The Confederation Democratique du Travail (Democratic Labor Confederation, CDT) in Morocco is laying the groundwork for a advocacy campaign to ensure the consistent application and enforcement of women’s rights. The CDT’s Women’s Committee is laying the groundwork to “give more visibility to the demands of women workers.” The CDT released a memorandum, “Work is a right, with guaranteed dignity and equality,” at a well-attended press conference last month and plans a coordinated workers’ advocacy campaign for women workers.

New Laws Would Grant Social Protections to 300,000 Dominican Domestic Workers

Two groundbreaking pieces of legislation are poised to bring 300,000 domestic workers in the Dominican Republic into the national social security system, providing them for the first time with a minimum wage, health care, pension, and other social protections to which formally employed Dominican workers are entitled.

Dominican domestic workers—the vast majority of them women—do not earn a living wage; indeed, 50 percent of their meager earnings are often received as in-kind goods, food, and lodging at their place of work. They have no maternity leave, pension, health care coverage, or vacation time. Under the new plan, they would be entitled to receive a pension as well as disability, survivor, family and occupational health insurance, and other basic benefits.

“In the labor movement, we are confident that the Social Security system will cover domestic workers,” said Eulogia Familia, vice president and coordinator of policies for equity of the National Confederation of Unions (CNUS), a Solidarity Center partner. “The best way to begin to lift domestic workers out of exclusion and poverty is by affiliating them to the social security system. The approval of these laws will generate an advance for women and men who are domestic workers.”

Famila was referring to the likely ratification of International Labor Organization (ILO) Convention 189, Decent Work for Domestic Workers, and to legislation drafted by Sen. Adriano Sánchez Roa. Sánchez Roa’s worker rights bill, first presented last year, includes establishing a minimum wage for domestic workers and health coverage by the Dominican Institute for Social Security. Sánchez Roa has not yet introduced his bill in this session of the Senate, as he is waiting for ratification of Convention 189, according to Familia.

In a July 5 meeting with Familia, other labor leaders, and domestic workers, Dr. Reinaldo Pared Pérez, president of the Dominican Senate and secretary general of the governing Dominican Liberation Party (PLD), told the unionists that the Senate is going to support the ratification of Convention 189. He went on to say that on Tuesday July 10, the Senate will discuss Convention 189 and later send it for study in the appropriate commission of the Senate.

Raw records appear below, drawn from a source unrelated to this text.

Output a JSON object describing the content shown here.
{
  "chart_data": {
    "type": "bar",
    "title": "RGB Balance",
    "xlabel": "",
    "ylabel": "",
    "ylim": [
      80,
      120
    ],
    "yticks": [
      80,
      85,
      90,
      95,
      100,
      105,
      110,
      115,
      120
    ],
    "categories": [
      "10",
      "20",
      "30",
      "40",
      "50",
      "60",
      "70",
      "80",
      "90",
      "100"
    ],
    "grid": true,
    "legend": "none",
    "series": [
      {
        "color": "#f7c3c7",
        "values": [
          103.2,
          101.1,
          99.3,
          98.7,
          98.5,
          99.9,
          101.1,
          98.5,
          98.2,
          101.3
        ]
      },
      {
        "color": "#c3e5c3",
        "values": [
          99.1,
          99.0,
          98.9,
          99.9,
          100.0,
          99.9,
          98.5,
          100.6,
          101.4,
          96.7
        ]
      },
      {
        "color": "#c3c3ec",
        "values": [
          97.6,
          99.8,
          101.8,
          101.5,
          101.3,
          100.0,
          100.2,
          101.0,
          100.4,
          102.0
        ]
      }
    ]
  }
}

His announcement comes on the heels of a public commitment by the minister of labor, Francisco Domínguez Brito, at the National Forum on Decent Work for Domestic Workers, held on June 28.  At the forum, organized by the Inter-Union Committee for the Woman Worker (CIMTRA), Domínguez Brito pledged to lobby senators for passage of the convention. CIMTRA brings together women from this Caribbean island’s three labor confederations. Also present at the forum were Sharan Burrow, secretary general of the International Trade Union Confederation; Dominican labor leaders; representatives of various NGOs; governmental offials; and local representatives of the ILO.

The Solidarity Center’s partners in the Dominican Republic, who have been advocating for many years for the rights of all informal workers, continue lobbying to make these protections a reality. With Solidarity Center support, they have conducted public awareness campaigns, organized domestic workers, and educated Haitian migrants on their rights as domestic workers.

The government pledged to ratify Convention 189 after its adoption more than a year ago, but the legislation had stalled. While ratification of the convention and the Sánchez Roa bill is likely to move forward in the Senate, it may run into trouble in the House of Deputies, according to Familia, as a result of one influential legislator’s resistance to sections that specifically address migrant workers.